WASHINGTON, Feb. 22, 2018 – The American Council of the Blind commends Delta Airlines for re-examining its recent policy on service animals, relaxing constraints that negatively impacted travelers with guide dogs. The revised policy announced today makes changes to a policy released earlier this year that was intended to reduce the number of fraudulent service and emotional support animals that have disrupted travel and, in some cases, caused injury to passengers.
“ACB is pleased to learn that Delta listened to the concerns ACB and our members raised following the release of their January 18th change in policy,” said Eric Bridges, ACB’s executive director. “The new policy provides a much more workable solution that still allows for the freedom of travel by passengers using guide dogs.”
Since its inception, ACB has advocated tirelessly for equal access by individuals who rely on the use of a guide dog.
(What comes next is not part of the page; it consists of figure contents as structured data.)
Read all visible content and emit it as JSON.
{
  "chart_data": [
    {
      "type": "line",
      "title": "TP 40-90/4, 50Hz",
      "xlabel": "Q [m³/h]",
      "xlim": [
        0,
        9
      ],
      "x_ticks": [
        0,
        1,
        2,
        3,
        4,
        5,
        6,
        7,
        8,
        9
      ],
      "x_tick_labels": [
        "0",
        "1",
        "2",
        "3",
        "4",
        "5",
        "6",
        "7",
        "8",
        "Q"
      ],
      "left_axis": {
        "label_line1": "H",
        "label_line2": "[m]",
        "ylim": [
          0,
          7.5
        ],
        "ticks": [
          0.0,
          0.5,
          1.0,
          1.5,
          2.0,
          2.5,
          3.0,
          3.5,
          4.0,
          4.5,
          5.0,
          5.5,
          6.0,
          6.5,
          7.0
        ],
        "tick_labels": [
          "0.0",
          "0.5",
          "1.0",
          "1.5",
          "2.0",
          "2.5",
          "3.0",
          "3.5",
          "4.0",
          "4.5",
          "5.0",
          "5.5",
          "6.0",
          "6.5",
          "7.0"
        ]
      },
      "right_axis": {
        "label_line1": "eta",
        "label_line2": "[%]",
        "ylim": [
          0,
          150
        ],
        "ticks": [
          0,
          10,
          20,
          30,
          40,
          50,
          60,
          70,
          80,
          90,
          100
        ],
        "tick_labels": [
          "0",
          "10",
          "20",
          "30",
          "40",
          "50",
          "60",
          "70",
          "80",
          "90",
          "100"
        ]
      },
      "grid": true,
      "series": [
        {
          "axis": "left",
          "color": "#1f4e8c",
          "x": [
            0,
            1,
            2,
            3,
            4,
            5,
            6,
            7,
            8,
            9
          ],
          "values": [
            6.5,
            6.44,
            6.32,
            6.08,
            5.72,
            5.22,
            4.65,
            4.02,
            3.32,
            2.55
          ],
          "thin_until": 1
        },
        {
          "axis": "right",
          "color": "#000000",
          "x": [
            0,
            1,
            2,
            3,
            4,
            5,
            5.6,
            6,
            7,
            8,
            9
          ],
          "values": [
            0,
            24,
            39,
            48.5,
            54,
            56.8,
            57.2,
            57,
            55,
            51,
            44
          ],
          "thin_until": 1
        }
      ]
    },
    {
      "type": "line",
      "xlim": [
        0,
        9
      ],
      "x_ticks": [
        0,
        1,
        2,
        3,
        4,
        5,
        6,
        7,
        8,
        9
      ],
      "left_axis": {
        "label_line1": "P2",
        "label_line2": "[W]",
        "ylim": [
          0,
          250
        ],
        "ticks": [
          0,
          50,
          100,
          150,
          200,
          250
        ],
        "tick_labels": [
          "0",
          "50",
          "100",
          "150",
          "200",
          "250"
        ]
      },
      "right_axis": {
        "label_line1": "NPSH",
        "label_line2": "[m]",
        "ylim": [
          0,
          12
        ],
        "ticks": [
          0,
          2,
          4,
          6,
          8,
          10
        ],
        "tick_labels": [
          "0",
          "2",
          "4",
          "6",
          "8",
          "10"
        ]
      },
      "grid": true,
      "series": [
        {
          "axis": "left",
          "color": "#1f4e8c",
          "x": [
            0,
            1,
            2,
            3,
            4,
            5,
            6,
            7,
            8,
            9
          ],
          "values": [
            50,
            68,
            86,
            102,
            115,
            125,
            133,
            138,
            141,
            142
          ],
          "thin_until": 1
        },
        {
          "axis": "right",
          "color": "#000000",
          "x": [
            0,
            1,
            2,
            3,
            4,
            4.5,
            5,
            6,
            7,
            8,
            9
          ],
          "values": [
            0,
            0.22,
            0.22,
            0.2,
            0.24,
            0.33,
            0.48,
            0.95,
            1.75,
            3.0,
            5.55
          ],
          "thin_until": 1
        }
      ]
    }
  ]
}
ACB played an active role in the passage of the Air Carrier Access Act of 1986 and the Americans with Disabilities Act of 1990. Both laws have established the fundamental right to access in places of public accommodation and across multiple transportation networks, including all commercial airlines.
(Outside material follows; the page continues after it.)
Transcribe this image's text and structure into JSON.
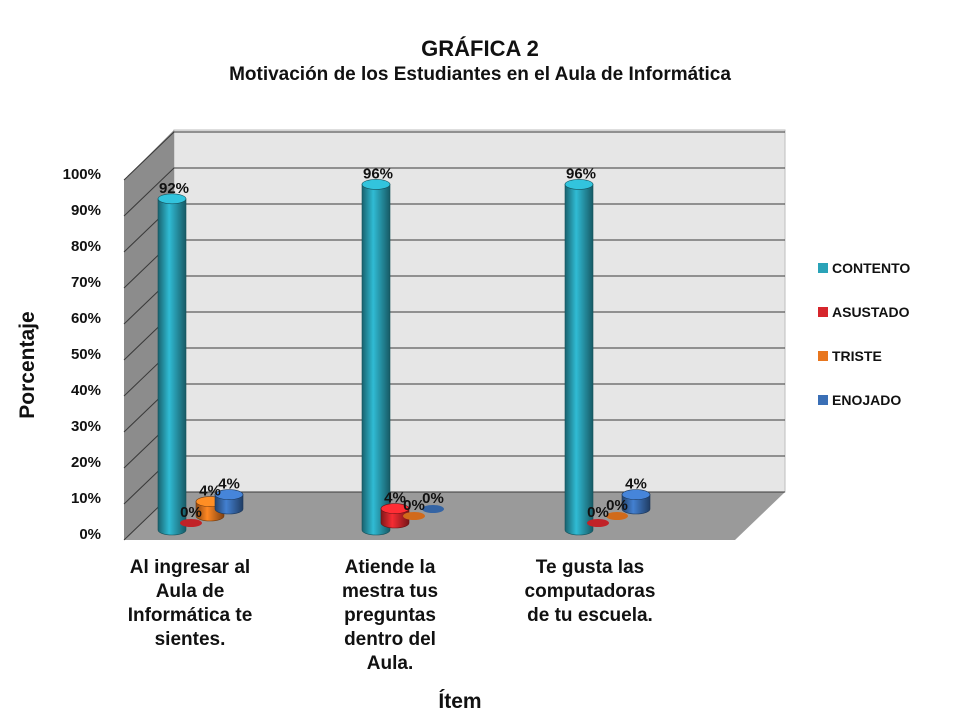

“We look forward to working with Delta and other airlines to assure that the skies remain accessible for all travelers, especially those who experience the freedom that comes through traveling with a guide dog,” said Anthony Stephens, ACB’s director of advocacy and governmental affairs. A guide dog user, Stephens was actively involved in the 2016 Department of Transportation negotiations tasked with finding a solution to the rise in service animal fraud.
The initial policy change, released January 18th, would have created multiple barriers to free and independent access to air travel by consumers with guide dogs. Passengers with service and emotional support animals would have been required to provide prior notice, and upload relevant documents affirming the dog’s training and vaccination records. The revised guidelines relax many of these policies for individuals with legitimately trained service animals, which have already undergone great scrutiny and training before being released in the community with their handlers. Passengers traveling with trained service animals will still be required to have their dogs vaccinated and be able to provide proof of vaccination should issues or injury arise as a result of the animal.
ACB recognizes Delta’s desire to assure that in the rare case of injury, the appropriate documentation can be made available. We thank Delta for listening to its customers and redrafting a policy that does not discriminate against travelers who rely on their service dogs to be independent.
The American Council of the Blind is a national membership organization whose purpose is to work toward independence, security, equality of opportunity, and improved quality of life for all blind and visually impaired people. Founded in 1961, ACB’s members work through more than 70 state and special-interest affiliates to improve the well-being of all blind and visually impaired people.